"Neuroscience detectives for kids"
The Kids Neuroscience Centre (KNC) is a flagship laboratory and clinical research group within Sydney Children’s Hospitals Network and is closely linked with the Neurology, Neurogenetics and Neurosurgical clinical services.
From the ultra-rare ‘one-in-a-million’, to the far too common, KNC expert research teams of more than 115 doctors, scientists and allied health professionals work side-by-side to study and treat brain, muscle and nerve disorders. Our core business lies in new innovations in frontier diagnostics: the most crucial step to provide a name, explanation, and insight into a condition. A precise diagnosis in turn enables provision of the best clinical model of personalised care, focussed critically upon early intervention and disease prevention. KNC are also one of Australia’s leading centres for national and international clinical trials. Our deep, mechanistic research can pinpoint the crux of the disease process and ignite pre-clinical studies of new therapies.
10% of children, and ~40% of children admitted to SCHN at any one time, have a neurological or developmental disorder. Many neurological conditions are chronic and associated with significant physical, cognitive and/or social impairment. KNC study a wide spectrum of neurological conditions: ADHD, ataxia, autism, cerebral palsy, encephalitis, epilepsy, malformations of cortical development, muscular dystrophies, myopathy, multiple sclerosis, neurofibromatosis type 1, neuropathy, obsessive compulsive disorder, Rett syndrome, Tourette syndrome and others.
Alongside world-leading laboratory research into the genetic and biological mechanisms of disease, we operate a research-based diagnostic service.
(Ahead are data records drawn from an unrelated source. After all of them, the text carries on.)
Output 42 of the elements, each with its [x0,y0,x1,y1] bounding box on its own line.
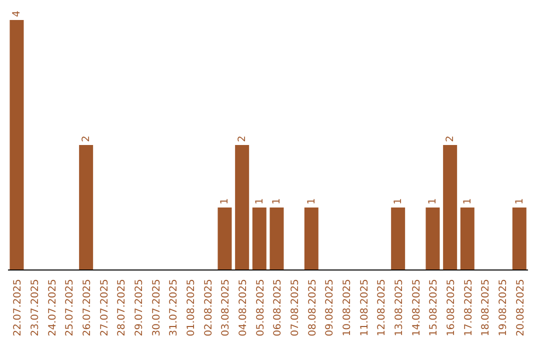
data-label: 1 [393,198,404,204]
data-label: 1 [220,198,231,204]
x-tick-label: 03.08.2025 [220,279,232,336]
x-tick-label: 12.08.2025 [376,279,388,336]
x-tick-label: 18.08.2025 [480,279,492,336]
x-tick-label: 04.08.2025 [238,279,249,336]
x-tick-label: 09.08.2025 [324,279,336,336]
x-tick-label: 10.08.2025 [342,279,353,336]
x-tick-label: 26.07.2025 [82,279,93,336]
x-tick-label: 27.07.2025 [99,279,110,336]
x-tick-label: 24.07.2025 [47,279,58,336]
data-label: 1 [254,198,266,204]
x-tick-label: 15.08.2025 [428,279,440,336]
x-tick-label: 28.07.2025 [116,279,128,336]
x-tick-label: 17.08.2025 [463,279,474,336]
data-label: 1 [462,198,474,204]
x-tick-label: 30.07.2025 [151,279,162,336]
x-tick-label: 25.07.2025 [64,279,76,336]
x-tick-label: 14.08.2025 [411,279,422,336]
x-tick-label: 31.07.2025 [168,279,180,336]
x-tick-label: 01.08.2025 [186,279,197,336]
x-tick-label: 29.07.2025 [134,279,145,336]
x-tick-label: 02.08.2025 [203,279,214,336]
data-label: 1 [272,198,283,204]
data-label: 4 [12,10,23,17]
x-tick-label: 19.08.2025 [498,279,509,336]
data-label: 2 [237,136,248,142]
x-tick-label: 16.08.2025 [446,279,457,336]
x-tick-label: 05.08.2025 [255,279,266,336]
data-label: 1 [428,198,439,204]
x-tick-label: 23.07.2025 [30,279,41,336]
data-label: 2 [445,136,456,142]
data-label: 1 [306,198,318,204]
x-tick-label: 08.08.2025 [307,279,318,336]
x-tick-label: 11.08.2025 [359,279,370,336]
x-tick-label: 06.08.2025 [272,279,284,336]
x-tick-label: 20.08.2025 [515,279,526,336]
x-tick-label: 13.08.2025 [394,279,405,336]
x-tick-label: 22.07.2025 [12,279,24,336]
data-label: 2 [81,136,92,142]
x-tick-label: 07.08.2025 [290,279,301,336]
data-label: 1 [514,198,526,204]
Embedded within SCHN, the KNC team can move swiftly from investigation to treatment, helping to provide children and families with accurate diagnoses and disease-specific treatment, and a clinical trials unit that allows children to participate in international clinical research and access the latest treatment options.
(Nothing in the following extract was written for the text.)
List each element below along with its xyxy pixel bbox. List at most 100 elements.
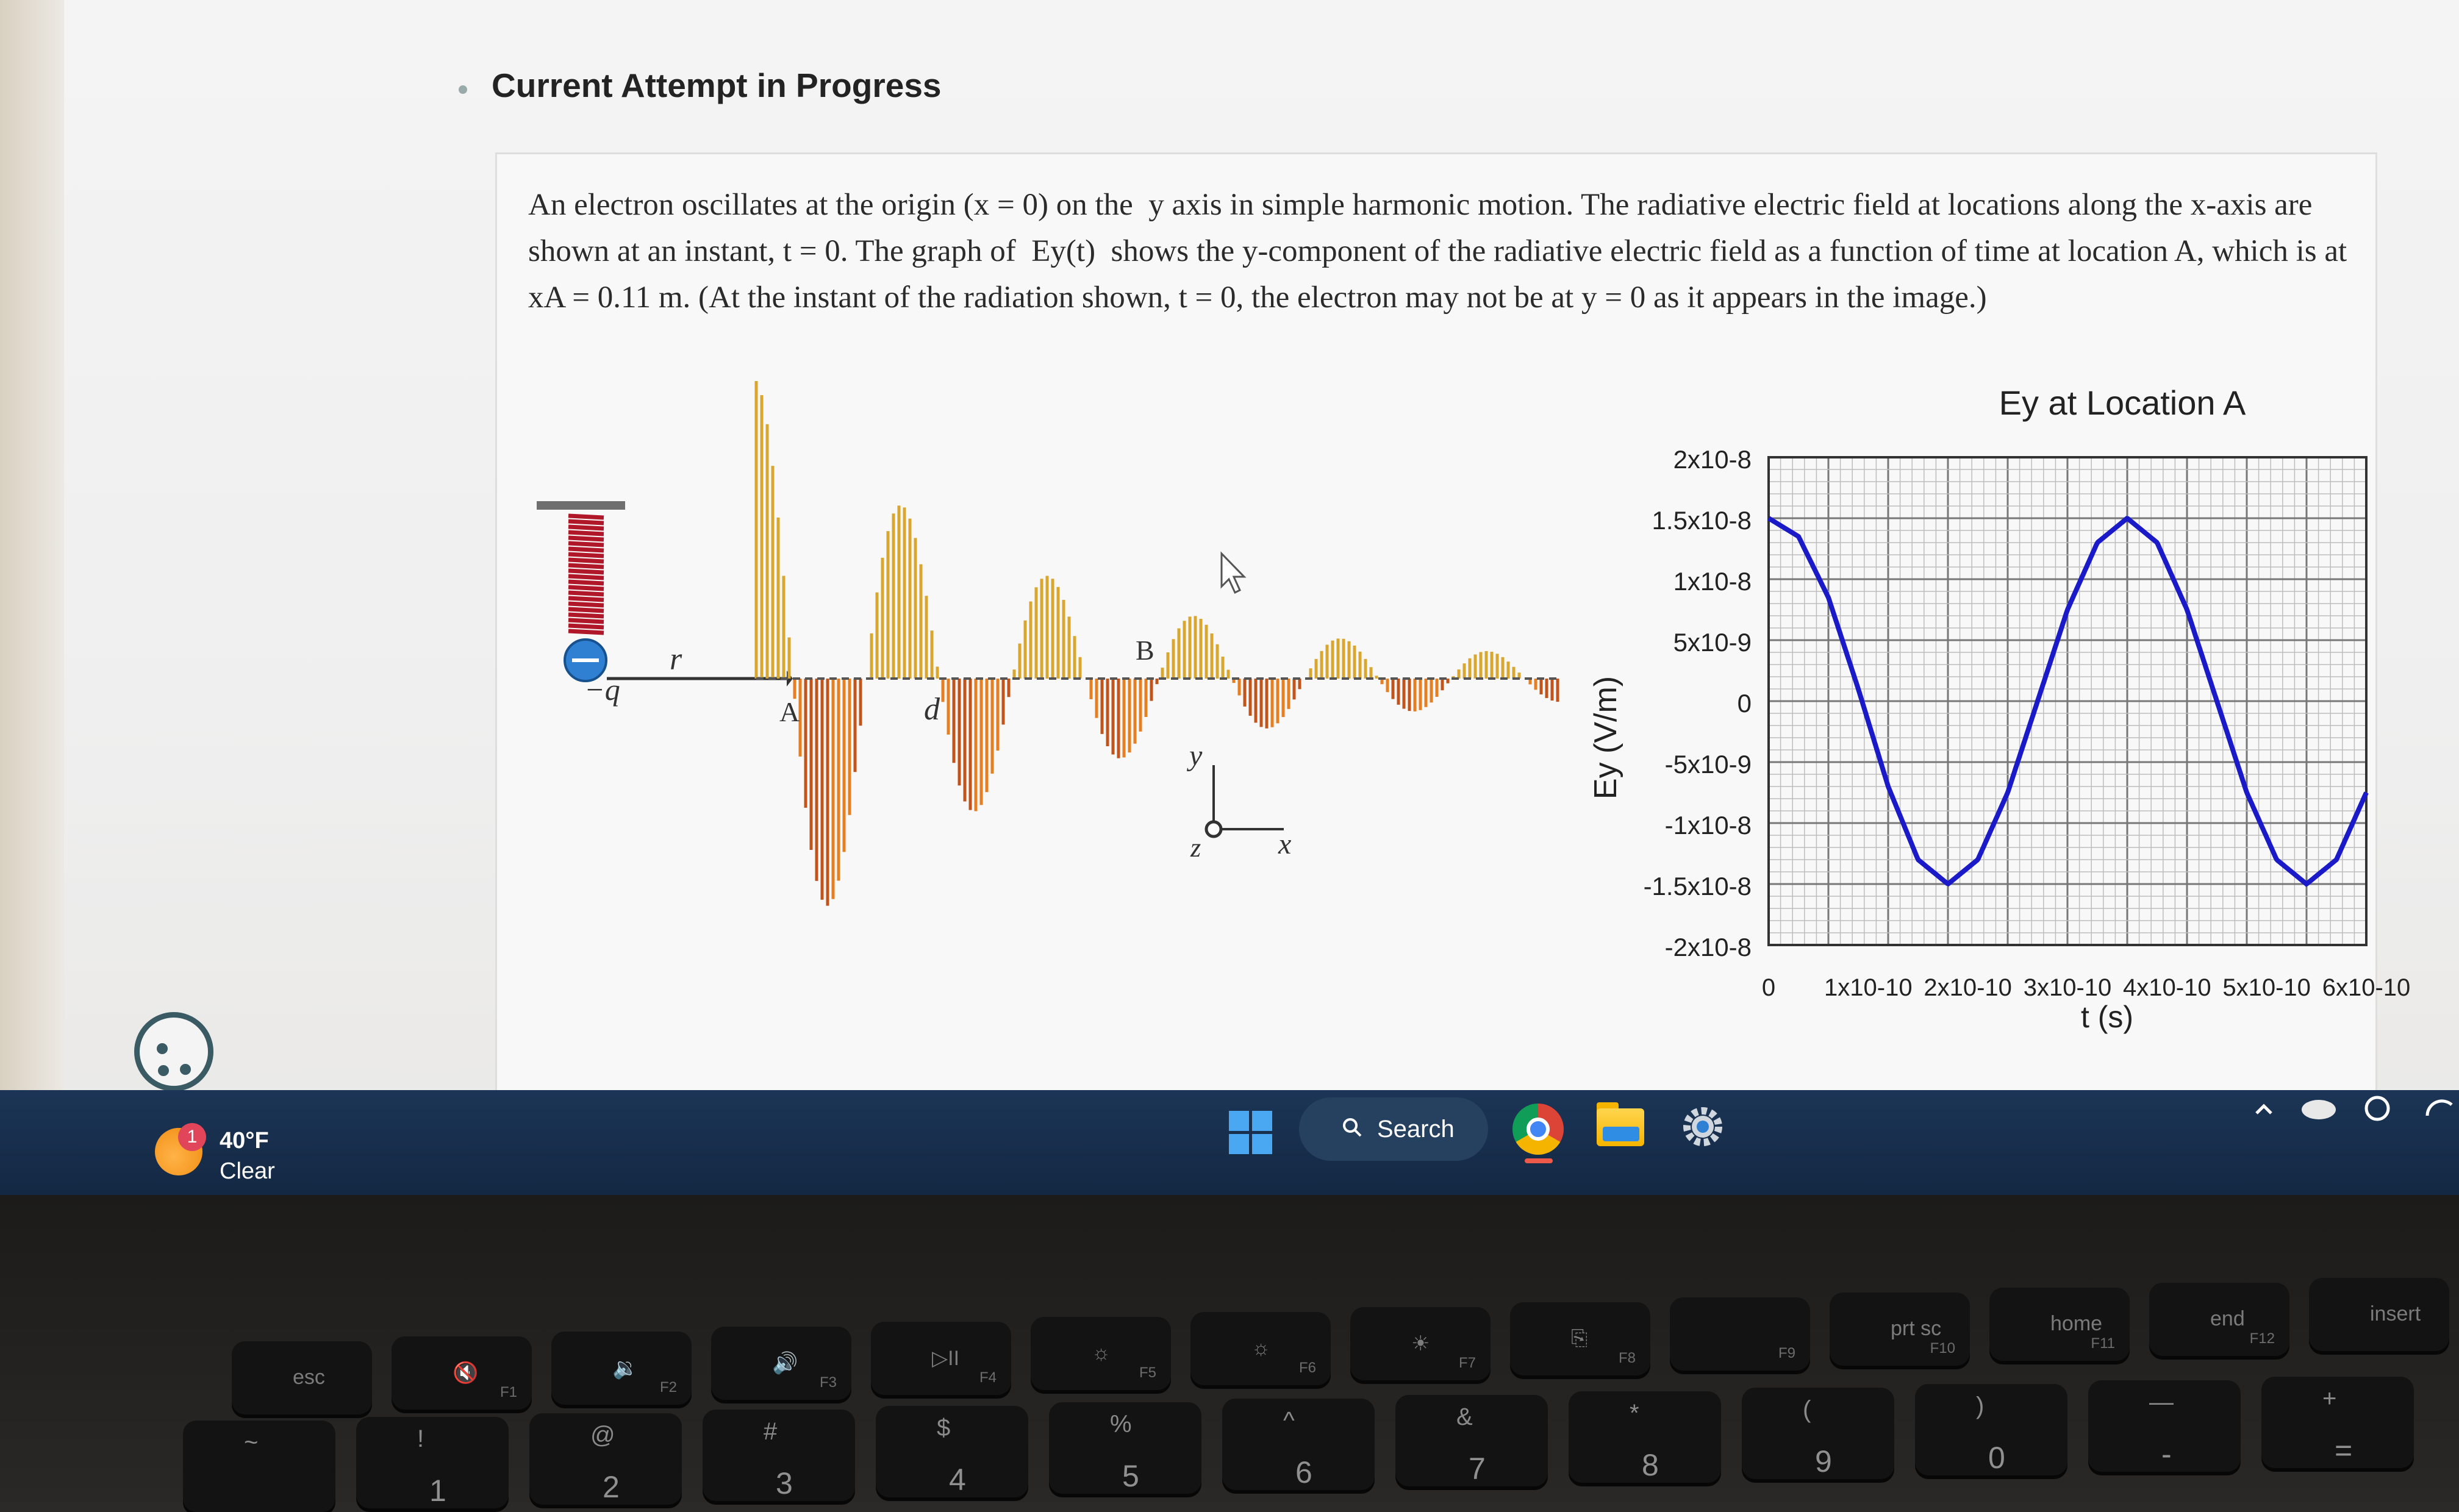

- We are providing a blood test to diagnose a new, treatable cause of blindness.
- We are developing new biomarkers that can reliably measure treatments for autism.
- We are implementing new ‘RNA genetic testing’ into clinical practice across Australia to help diagnose families without a genetic explanation for their condition. See our RNA for Rare Disease (RNA-4RD) research initiative page for more information.
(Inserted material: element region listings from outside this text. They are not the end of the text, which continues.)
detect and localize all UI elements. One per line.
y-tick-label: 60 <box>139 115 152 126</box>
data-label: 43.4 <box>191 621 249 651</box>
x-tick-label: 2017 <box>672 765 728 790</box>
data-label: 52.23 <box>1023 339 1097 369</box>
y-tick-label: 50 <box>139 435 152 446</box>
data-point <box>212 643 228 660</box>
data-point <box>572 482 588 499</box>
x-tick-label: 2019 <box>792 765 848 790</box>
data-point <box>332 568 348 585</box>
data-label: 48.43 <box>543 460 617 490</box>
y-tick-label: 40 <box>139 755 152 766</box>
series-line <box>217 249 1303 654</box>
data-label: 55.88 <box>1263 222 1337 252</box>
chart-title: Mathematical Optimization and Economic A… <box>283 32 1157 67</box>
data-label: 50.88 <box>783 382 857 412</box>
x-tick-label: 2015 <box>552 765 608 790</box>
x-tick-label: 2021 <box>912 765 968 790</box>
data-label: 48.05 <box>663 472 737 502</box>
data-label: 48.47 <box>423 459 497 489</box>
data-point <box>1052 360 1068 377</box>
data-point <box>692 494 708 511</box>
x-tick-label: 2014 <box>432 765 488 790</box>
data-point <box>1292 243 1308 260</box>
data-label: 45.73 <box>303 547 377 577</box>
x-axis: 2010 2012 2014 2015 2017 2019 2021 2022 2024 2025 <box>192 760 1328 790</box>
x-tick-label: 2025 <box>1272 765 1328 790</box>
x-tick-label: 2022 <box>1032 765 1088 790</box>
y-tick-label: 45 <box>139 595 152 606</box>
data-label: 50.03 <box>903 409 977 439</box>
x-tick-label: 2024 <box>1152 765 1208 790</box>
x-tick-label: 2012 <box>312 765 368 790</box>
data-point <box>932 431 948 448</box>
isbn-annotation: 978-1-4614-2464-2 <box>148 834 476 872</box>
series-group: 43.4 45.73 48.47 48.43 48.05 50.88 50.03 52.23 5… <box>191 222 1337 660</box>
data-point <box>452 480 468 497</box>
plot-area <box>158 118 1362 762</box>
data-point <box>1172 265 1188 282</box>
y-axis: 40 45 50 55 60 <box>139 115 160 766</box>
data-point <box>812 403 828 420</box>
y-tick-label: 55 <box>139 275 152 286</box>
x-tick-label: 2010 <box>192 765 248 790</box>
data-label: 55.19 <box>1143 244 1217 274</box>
- We are launching a new diagnostic test for auto-antibody detection in demyelinating disorders.
- We are forging scalable pathways for precision genetic therapies for families with rare disorders.
- We are pioneering deep brain stimulation as a lifesaving intervention in rare genetic causes of cerebral palsy. Establishing the first Australian Neurosurgery unit using Stereo-EEG to pinpoint seizure loci for optimal epilepsy surgery outcomes.
- We are leading world-first clinical trials of a new gene therapy for Duchenne Muscular Dystrophy.
- We are developing global benchmarking scales to measure the burden of disease for children with Charcot-Marie-Tooth disease.